□ 정부는 영아 자녀를 둔 가구의 양육을 지원하기 위해 기관 서비스 확대와 가정 내 양육 지원 등 다양한 지원정책을 시행해 오고 있음
- 영아 기관보육 활성화와 가정 내 양육지원 정책의 정책 방향이 상충됨
- 영아 양육 지원 정책에 대한 시행 주체가 다양하여 각 사업별 적정 규모에 대한 통합적인 접근 필요함
- 개별성, 정합성, 통합성을 충족시키기 위해서는 정책 수요자에 대한 면밀한 파악이 이뤄져야 하며, 현재 시행하고 있는 정책의 우선순위를 정립하여 자원의 선택과 집중이 필요함
- 본 연구의 목적은 현재 영아를 대상으로 하는 다양한 정책의 혼재 속에서 영아 양육 지원에 대한 수요자들의 명확한 욕구를 분석하고 종합적 대응 방안을 수립하는 데 있음
The purpose of this study is to analyze the demand of infant childcare support and establish the comprehensive response plan. To do this, the study identifies the history of domestic infant childcare and support policy and examines the infant childcare related data from the previous childcare support surveys, such as National Childcare Survey (2015, 2018). In addition, with parents of infants, the study performs both the survey for infant childcare by household characteristics, childcare service and residential area to investigate general demand, and the in-depth interview.
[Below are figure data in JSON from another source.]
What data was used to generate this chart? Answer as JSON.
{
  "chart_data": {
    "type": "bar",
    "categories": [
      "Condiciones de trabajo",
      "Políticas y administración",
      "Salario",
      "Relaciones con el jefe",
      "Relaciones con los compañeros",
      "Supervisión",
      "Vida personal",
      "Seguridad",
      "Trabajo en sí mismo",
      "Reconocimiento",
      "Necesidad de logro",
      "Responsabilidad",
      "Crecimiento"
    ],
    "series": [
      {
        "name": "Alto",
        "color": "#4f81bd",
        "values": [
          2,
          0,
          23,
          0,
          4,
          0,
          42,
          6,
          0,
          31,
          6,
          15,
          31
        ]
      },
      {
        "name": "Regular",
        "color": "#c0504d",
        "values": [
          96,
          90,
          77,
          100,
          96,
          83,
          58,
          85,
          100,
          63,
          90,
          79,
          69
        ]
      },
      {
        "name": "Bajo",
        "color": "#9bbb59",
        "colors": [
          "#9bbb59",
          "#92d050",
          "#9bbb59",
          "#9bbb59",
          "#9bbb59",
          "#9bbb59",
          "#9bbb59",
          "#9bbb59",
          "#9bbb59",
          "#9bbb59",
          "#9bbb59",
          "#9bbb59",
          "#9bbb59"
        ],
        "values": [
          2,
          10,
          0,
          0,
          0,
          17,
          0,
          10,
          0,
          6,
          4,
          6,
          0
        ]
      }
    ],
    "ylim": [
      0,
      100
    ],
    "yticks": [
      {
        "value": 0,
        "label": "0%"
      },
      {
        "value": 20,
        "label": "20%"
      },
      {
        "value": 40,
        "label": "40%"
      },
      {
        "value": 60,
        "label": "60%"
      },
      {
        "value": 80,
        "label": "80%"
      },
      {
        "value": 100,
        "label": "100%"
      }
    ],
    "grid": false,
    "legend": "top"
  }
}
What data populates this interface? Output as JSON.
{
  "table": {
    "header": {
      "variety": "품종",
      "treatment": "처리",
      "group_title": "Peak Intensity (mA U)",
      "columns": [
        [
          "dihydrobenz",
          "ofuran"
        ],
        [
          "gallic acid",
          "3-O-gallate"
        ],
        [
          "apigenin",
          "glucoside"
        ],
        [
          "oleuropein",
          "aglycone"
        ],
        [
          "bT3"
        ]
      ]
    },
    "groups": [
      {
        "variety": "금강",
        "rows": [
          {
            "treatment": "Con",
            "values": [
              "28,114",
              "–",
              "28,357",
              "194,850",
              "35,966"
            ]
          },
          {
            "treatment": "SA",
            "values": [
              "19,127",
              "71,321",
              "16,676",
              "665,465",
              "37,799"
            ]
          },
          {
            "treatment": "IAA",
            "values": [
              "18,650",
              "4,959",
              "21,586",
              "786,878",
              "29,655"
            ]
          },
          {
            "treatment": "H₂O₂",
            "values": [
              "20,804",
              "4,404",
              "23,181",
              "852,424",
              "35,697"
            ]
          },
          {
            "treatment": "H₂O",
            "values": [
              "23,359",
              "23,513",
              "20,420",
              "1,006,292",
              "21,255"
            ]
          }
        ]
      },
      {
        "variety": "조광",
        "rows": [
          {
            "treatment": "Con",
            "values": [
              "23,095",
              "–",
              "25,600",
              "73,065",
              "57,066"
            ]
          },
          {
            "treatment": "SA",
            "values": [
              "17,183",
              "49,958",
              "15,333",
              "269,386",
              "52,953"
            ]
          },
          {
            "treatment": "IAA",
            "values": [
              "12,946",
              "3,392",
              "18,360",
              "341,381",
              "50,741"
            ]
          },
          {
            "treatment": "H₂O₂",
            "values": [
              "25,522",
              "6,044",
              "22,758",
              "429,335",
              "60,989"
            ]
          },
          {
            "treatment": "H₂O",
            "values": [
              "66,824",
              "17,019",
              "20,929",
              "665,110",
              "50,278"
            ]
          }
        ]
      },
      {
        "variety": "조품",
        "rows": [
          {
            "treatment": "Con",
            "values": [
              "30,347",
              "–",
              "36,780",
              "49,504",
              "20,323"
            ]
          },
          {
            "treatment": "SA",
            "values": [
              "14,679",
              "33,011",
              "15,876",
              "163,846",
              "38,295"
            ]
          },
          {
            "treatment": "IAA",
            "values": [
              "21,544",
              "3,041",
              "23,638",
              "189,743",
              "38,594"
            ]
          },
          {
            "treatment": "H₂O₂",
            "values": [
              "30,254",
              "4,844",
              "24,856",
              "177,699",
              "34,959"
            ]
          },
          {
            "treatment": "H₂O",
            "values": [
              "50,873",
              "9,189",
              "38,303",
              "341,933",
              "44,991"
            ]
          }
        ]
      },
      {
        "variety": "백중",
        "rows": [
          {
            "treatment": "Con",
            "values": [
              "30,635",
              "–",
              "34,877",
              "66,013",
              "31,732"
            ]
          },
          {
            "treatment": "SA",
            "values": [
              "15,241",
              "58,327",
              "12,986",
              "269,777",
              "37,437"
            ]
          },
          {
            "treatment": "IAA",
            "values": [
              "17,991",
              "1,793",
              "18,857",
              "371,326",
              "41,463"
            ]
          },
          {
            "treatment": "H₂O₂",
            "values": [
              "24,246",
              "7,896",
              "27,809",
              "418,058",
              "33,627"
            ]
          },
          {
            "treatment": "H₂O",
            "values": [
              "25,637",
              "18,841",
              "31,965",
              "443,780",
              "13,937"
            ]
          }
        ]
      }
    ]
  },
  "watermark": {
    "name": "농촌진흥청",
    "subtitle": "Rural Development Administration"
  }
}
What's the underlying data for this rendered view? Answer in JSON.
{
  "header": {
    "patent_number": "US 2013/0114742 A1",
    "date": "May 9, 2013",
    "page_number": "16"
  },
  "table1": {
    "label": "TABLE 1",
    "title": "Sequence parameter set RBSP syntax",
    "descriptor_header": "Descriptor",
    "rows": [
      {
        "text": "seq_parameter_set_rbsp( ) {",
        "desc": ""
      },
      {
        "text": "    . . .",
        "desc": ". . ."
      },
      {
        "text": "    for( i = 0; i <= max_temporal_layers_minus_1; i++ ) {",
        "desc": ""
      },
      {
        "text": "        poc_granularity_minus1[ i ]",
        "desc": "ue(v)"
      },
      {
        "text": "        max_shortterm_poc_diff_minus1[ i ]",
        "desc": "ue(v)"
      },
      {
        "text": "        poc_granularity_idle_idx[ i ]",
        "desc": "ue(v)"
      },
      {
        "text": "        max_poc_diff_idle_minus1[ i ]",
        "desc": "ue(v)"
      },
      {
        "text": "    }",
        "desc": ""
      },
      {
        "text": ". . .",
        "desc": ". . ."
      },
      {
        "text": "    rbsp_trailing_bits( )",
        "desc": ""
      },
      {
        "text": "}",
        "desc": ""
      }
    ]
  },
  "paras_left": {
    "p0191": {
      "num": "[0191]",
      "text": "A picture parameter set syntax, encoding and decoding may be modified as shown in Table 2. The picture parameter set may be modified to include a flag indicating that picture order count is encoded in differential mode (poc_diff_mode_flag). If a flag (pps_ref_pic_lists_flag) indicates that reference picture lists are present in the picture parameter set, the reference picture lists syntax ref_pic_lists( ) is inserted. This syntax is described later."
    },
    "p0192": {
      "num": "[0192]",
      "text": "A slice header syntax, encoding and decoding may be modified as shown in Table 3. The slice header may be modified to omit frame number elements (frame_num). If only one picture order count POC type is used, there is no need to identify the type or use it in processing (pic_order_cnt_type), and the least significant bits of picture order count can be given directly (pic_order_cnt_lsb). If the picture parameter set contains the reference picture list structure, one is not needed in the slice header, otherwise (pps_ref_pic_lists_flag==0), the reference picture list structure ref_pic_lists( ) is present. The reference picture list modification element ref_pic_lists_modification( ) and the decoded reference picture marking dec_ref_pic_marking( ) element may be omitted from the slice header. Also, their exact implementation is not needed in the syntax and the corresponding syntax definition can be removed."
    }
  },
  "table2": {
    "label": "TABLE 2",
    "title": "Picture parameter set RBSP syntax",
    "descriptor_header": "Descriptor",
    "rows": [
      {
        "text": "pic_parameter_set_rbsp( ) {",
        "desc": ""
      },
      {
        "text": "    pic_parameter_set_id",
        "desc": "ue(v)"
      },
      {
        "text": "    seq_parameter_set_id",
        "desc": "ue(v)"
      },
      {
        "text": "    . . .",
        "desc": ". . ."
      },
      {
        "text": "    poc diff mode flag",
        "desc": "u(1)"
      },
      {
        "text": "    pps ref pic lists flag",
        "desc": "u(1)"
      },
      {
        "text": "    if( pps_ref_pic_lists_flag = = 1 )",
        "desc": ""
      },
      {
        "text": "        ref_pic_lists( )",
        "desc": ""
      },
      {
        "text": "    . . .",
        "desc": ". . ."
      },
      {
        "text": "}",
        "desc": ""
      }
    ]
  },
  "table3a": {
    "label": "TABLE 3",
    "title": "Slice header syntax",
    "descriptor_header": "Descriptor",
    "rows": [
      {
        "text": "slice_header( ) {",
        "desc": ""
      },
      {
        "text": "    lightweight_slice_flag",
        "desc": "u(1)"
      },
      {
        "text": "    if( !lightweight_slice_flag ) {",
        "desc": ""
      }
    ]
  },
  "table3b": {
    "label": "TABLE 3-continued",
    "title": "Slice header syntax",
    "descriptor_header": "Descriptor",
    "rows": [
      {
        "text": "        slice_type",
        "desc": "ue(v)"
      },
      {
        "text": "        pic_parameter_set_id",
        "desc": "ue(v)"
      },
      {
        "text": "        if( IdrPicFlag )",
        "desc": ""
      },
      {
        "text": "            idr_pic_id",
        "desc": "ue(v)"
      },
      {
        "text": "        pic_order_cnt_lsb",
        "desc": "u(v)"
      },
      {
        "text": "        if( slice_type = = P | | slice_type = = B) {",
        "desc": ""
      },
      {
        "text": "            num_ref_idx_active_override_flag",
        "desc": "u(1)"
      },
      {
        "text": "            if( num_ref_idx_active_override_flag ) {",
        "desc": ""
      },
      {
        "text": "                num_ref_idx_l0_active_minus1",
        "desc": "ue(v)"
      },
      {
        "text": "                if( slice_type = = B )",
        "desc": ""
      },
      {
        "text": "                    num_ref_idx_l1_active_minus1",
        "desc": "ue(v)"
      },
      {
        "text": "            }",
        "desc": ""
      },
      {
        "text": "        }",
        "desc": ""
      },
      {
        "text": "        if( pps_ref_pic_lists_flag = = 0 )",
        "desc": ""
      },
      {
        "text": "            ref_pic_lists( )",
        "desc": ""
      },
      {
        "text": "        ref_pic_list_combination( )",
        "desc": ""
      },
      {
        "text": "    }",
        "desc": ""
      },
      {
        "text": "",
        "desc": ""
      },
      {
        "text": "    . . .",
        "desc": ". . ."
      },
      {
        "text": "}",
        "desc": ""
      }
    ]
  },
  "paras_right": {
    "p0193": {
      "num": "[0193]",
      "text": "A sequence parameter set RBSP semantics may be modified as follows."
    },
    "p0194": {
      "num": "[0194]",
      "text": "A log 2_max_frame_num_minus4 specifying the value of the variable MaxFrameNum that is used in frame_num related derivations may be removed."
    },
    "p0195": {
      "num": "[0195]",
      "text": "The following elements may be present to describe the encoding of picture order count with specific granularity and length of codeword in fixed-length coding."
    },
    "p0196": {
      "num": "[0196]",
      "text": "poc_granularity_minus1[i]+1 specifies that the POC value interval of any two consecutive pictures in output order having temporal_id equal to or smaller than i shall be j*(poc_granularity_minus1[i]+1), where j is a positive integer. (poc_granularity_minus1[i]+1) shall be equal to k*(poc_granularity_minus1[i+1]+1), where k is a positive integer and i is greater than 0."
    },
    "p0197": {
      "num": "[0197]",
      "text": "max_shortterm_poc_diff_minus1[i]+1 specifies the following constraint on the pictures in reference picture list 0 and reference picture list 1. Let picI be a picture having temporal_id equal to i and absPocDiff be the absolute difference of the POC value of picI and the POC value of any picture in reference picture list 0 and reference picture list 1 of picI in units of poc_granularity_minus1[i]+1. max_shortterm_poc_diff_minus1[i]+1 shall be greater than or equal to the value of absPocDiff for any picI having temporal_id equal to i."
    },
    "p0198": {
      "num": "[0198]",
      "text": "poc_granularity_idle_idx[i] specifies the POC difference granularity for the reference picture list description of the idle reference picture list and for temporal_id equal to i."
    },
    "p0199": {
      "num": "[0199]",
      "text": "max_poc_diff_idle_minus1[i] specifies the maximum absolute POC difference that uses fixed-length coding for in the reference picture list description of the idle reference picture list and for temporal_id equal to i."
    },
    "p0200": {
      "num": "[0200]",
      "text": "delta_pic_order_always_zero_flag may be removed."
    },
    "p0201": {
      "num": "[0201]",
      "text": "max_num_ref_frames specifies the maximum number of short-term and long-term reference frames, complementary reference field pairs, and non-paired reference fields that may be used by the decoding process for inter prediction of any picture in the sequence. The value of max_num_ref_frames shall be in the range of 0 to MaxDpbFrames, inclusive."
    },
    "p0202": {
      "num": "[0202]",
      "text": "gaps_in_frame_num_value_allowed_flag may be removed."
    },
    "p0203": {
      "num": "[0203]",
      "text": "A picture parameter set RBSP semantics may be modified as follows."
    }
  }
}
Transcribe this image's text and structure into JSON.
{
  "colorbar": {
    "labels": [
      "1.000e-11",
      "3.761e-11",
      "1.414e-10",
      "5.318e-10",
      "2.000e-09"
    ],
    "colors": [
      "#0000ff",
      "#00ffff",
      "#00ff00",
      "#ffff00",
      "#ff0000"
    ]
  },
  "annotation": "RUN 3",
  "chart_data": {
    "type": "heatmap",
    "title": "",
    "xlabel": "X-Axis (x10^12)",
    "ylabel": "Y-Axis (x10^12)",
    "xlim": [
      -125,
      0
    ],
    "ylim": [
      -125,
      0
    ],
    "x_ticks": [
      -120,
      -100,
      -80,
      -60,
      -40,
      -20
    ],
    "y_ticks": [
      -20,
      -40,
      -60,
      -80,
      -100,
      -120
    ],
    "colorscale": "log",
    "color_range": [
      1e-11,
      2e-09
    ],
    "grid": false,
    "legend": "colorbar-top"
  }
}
As a result, the study suggests several comprehensive policies to strengthen the direct childcare by parents for infant under 1 year old, and to accept various demand of childcare support for infants. For infant under 1 year old, the use of parental leave should be enhanced and in particular, it is needed to make fathers use parental leave for a certain period to increase the childcare participation of males continuously. Moreover, in case of (parents) direct childcare, the income preservation needs to be considered through ‘special additional childcare allowance for direct childcare’ and for single income household, it is needed to strengthen various services to support home childcare. To respond the demand of various childcare supports of the household who cares infants 1~2 years old, it is required to guarantee the selection rights for the use of time policies freely such as shortening working hours during childcare period, flexible working system, and so on. Also, the study suggests ‘Urgent Early Leave’ which is a time policy for working parents to have 3~4 times leaves a year for the purpose of taking care of their child under emergency. In addition, for dual income households who return to work after finishing the parental leave, and have the long-waiting period for childcare service institution, it is needed to establish ‘Temporary childcare support service’ more actively. As part-time workers do not join the Employment Insurance, dual income households with one part-time worker are on a blind spot for the use of the time policies, and thus it is needed to accomplish the generalization of the policies by expanding the policy target.